Yesterday, in a private coaching session with an apprentice on how to become exceptionally popular and make friends in a social setting, we reviewed a common scenario.
Imagine five friends catching up socially over a coffee. A few have known each other for some time; the others more recently acquianted and inducted into the informal get-together.
Someone starts talking about a pet peeve. He barely finishes what he wants to say. Someone else jumps in with his take on the same subject, believing that he is contributing to the conversation and staying with the flow. Then, another jumps in with her own story. Now, we have three excited people trying to talk at the same time.
The other two, being relatively new to the group or not so adept at speaking up or breaking into an animated conversation, couldn't get a word in. They drift away, find companionship in each other's sense of not quite fitting in, and enter into their own little chat.
Hello, who's listening?
The party ends later and everyone goes home, with dry throats and hollowed hearts.
Now, what if one of the two left out of the conversation, instead of drifting away, listens in closely? He makes a connection with one of the talkers and what he's trying to say. He realizes that there is an interesting story that was unfinished because it was interrupted. So, he speaks up, saying, "Excuse me, just now, what you said about ...., I find that so interesting. Can you please tell me more about that?"
The guy with the unfinished story beams, pleasantly surprised someone was actually listening in to what he had to say, and even wanted to hear the rest of his story. So, he continues with his interrupted story. Now, the polite and interested listener gets the others listening in too.
Do you think this party will end differently?

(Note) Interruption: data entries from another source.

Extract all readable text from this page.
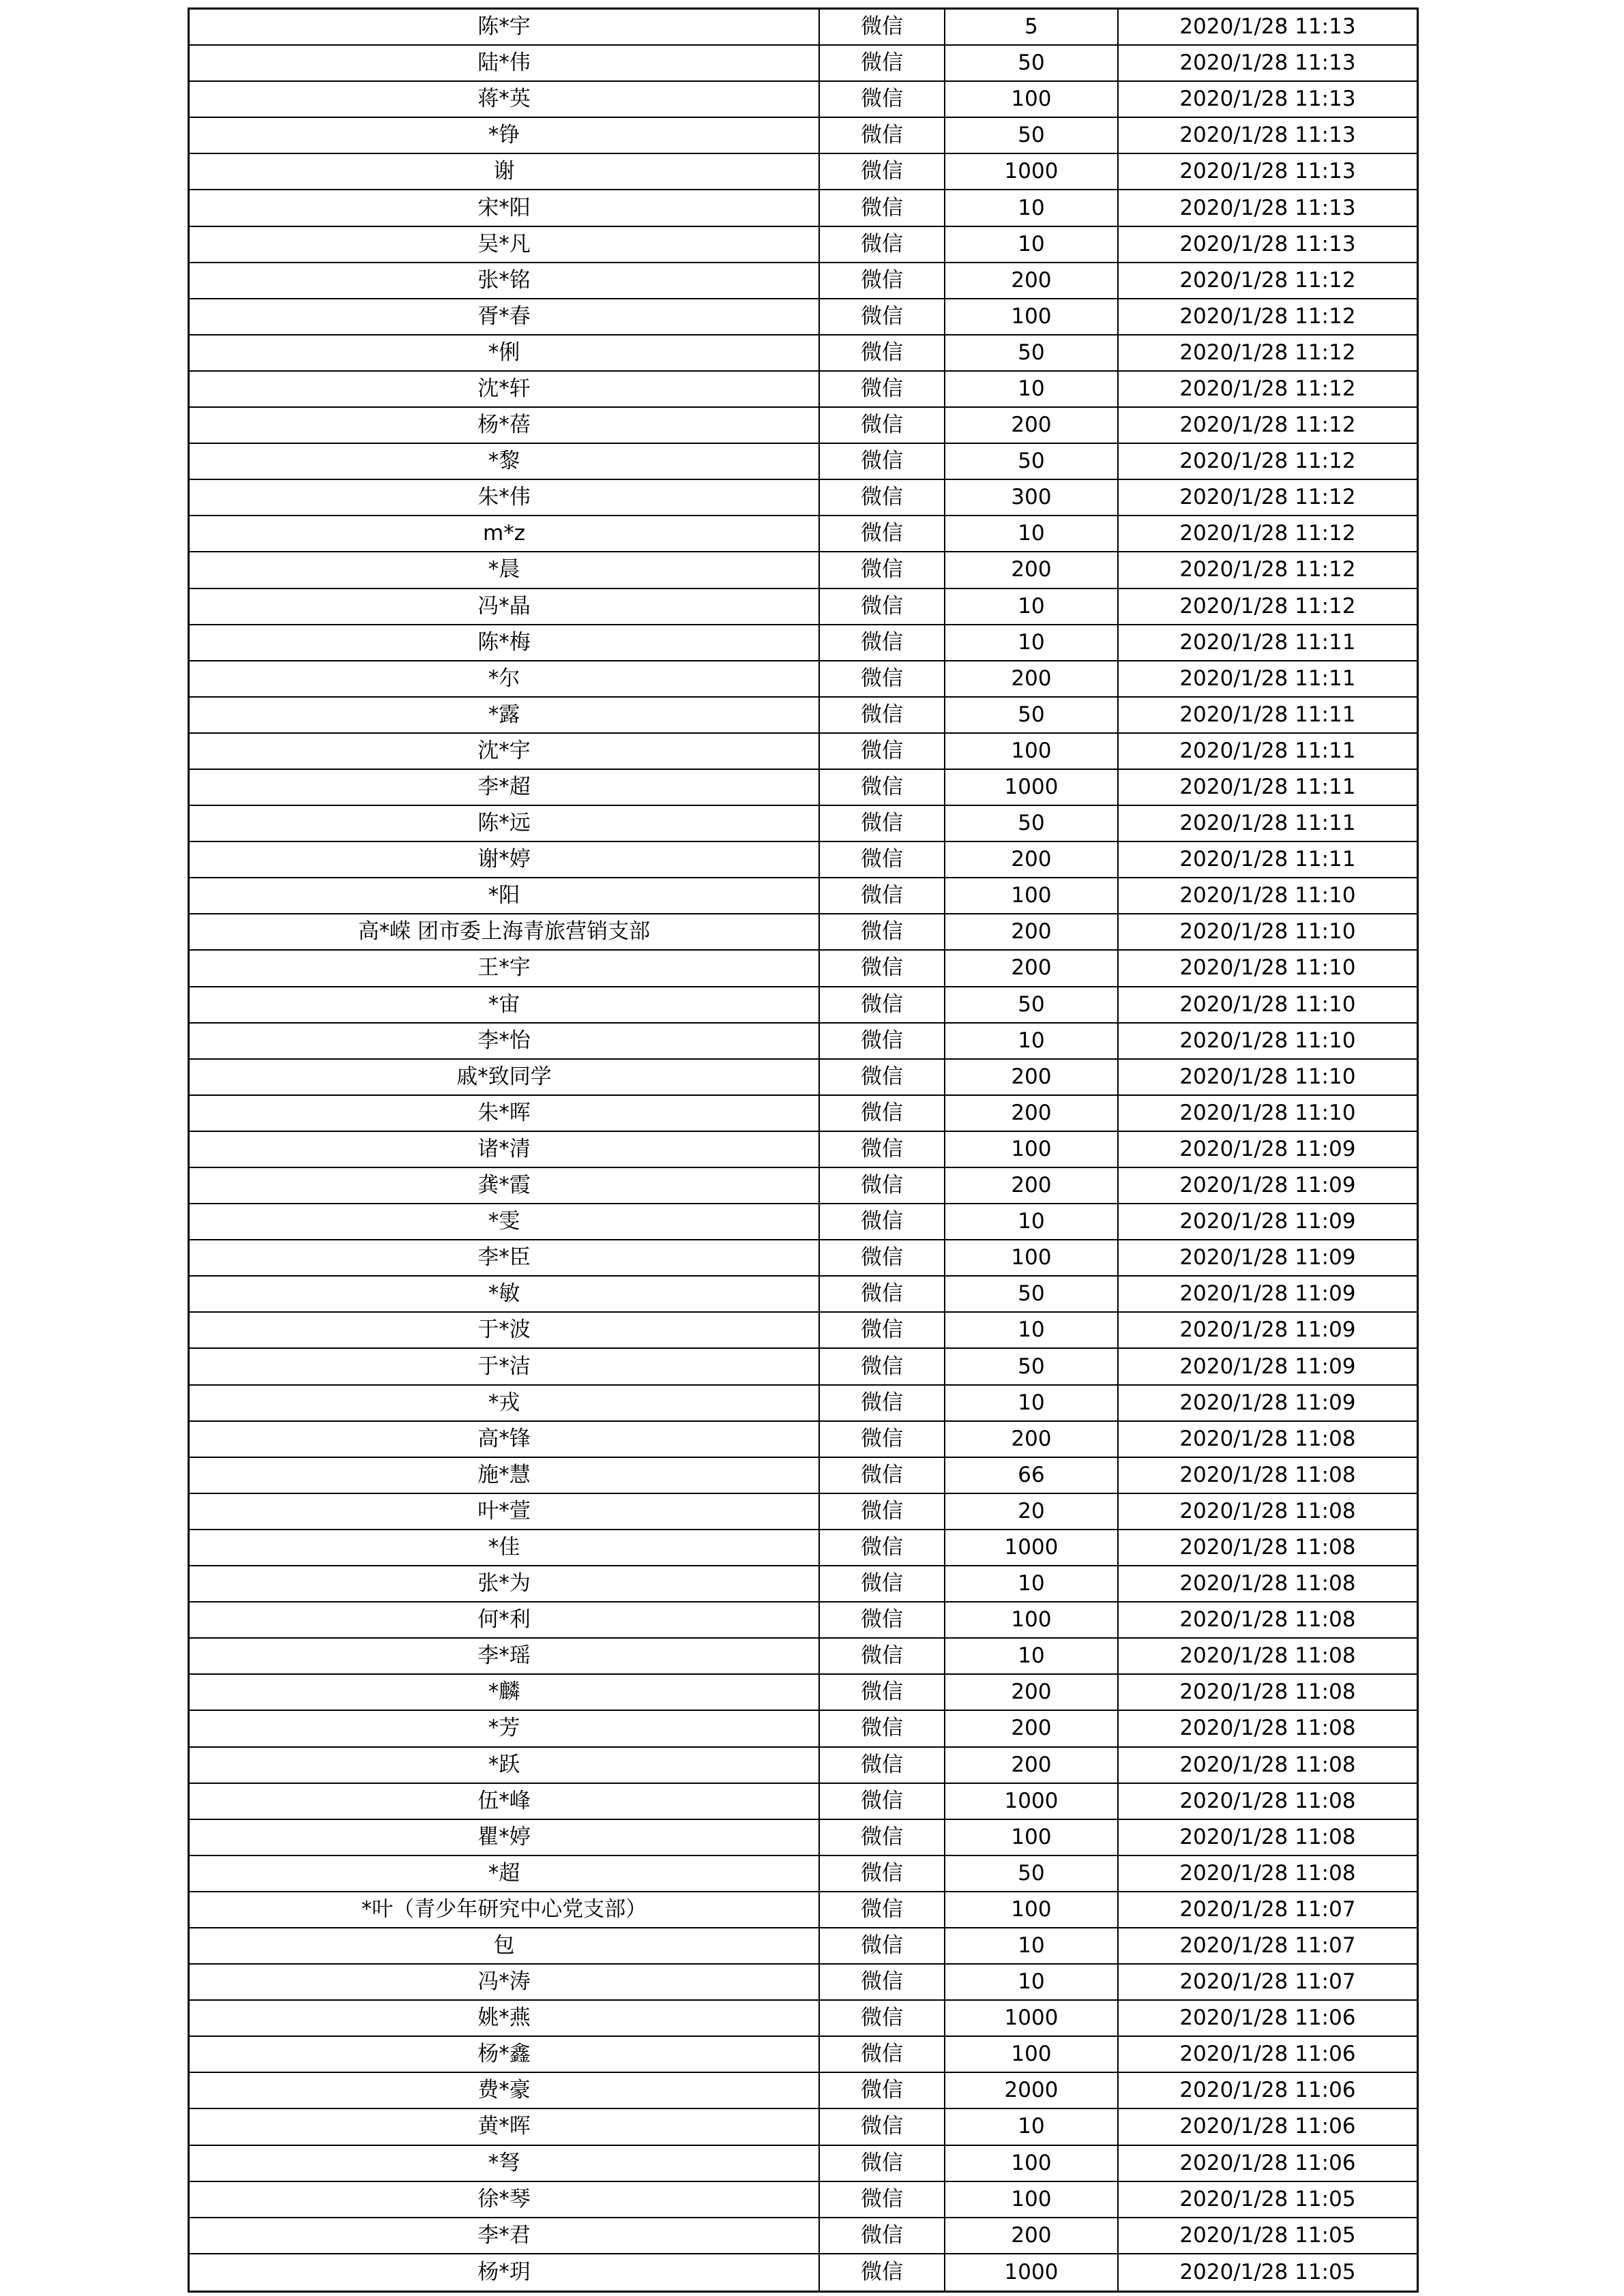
陈*宇	微信	5	2020/1/28 11:13
陆*伟	微信	50	2020/1/28 11:13
蒋*英	微信	100	2020/1/28 11:13
*铮	微信	50	2020/1/28 11:13
谢	微信	1000	2020/1/28 11:13
宋*阳	微信	10	2020/1/28 11:13
吴*凡	微信	10	2020/1/28 11:13
张*铭	微信	200	2020/1/28 11:12
胥*春	微信	100	2020/1/28 11:12
*俐	微信	50	2020/1/28 11:12
沈*轩	微信	10	2020/1/28 11:12
杨*蓓	微信	200	2020/1/28 11:12
*黎	微信	50	2020/1/28 11:12
朱*伟	微信	300	2020/1/28 11:12
m*z	微信	10	2020/1/28 11:12
*晨	微信	200	2020/1/28 11:12
冯*晶	微信	10	2020/1/28 11:12
陈*梅	微信	10	2020/1/28 11:11
*尔	微信	200	2020/1/28 11:11
*露	微信	50	2020/1/28 11:11
沈*宇	微信	100	2020/1/28 11:11
李*超	微信	1000	2020/1/28 11:11
陈*远	微信	50	2020/1/28 11:11
谢*婷	微信	200	2020/1/28 11:11
*阳	微信	100	2020/1/28 11:10
高*嵘 团市委上海青旅营销支部	微信	200	2020/1/28 11:10
王*宇	微信	200	2020/1/28 11:10
*宙	微信	50	2020/1/28 11:10
李*怡	微信	10	2020/1/28 11:10
戚*致同学	微信	200	2020/1/28 11:10
朱*晖	微信	200	2020/1/28 11:10
诸*清	微信	100	2020/1/28 11:09
龚*霞	微信	200	2020/1/28 11:09
*雯	微信	10	2020/1/28 11:09
李*臣	微信	100	2020/1/28 11:09
*敏	微信	50	2020/1/28 11:09
于*波	微信	10	2020/1/28 11:09
于*洁	微信	50	2020/1/28 11:09
*戎	微信	10	2020/1/28 11:09
高*锋	微信	200	2020/1/28 11:08
施*慧	微信	66	2020/1/28 11:08
叶*萱	微信	20	2020/1/28 11:08
*佳	微信	1000	2020/1/28 11:08
张*为	微信	10	2020/1/28 11:08
何*利	微信	100	2020/1/28 11:08
李*瑶	微信	10	2020/1/28 11:08
*麟	微信	200	2020/1/28 11:08
*芳	微信	200	2020/1/28 11:08
*跃	微信	200	2020/1/28 11:08
伍*峰	微信	1000	2020/1/28 11:08
瞿*婷	微信	100	2020/1/28 11:08
*超	微信	50	2020/1/28 11:08
*叶（青少年研究中心党支部）	微信	100	2020/1/28 11:07
包	微信	10	2020/1/28 11:07
冯*涛	微信	10	2020/1/28 11:07
姚*燕	微信	1000	2020/1/28 11:06
杨*鑫	微信	100	2020/1/28 11:06
费*豪	微信	2000	2020/1/28 11:06
黄*晖	微信	10	2020/1/28 11:06
*弩	微信	100	2020/1/28 11:06
徐*琴	微信	100	2020/1/28 11:05
李*君	微信	200	2020/1/28 11:05
杨*玥	微信	1000	2020/1/28 11:05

Do you think there will be at least one person in the party who felt really listened to? And do you think someone in the party of five will leave a good impression of himself on the others and possibly win for himself a deeper bond or friendship than before the evening started out?
The moral of the story? In this world where speaking is over-rated and listening is under-appreciated, it doesn't take much to make a difference and to leave a mark. Let's not worry about speaking up or speaking well so as to impress for the moment. Instead, why not focus on listening well so as to leave a more lasting and favourable impression?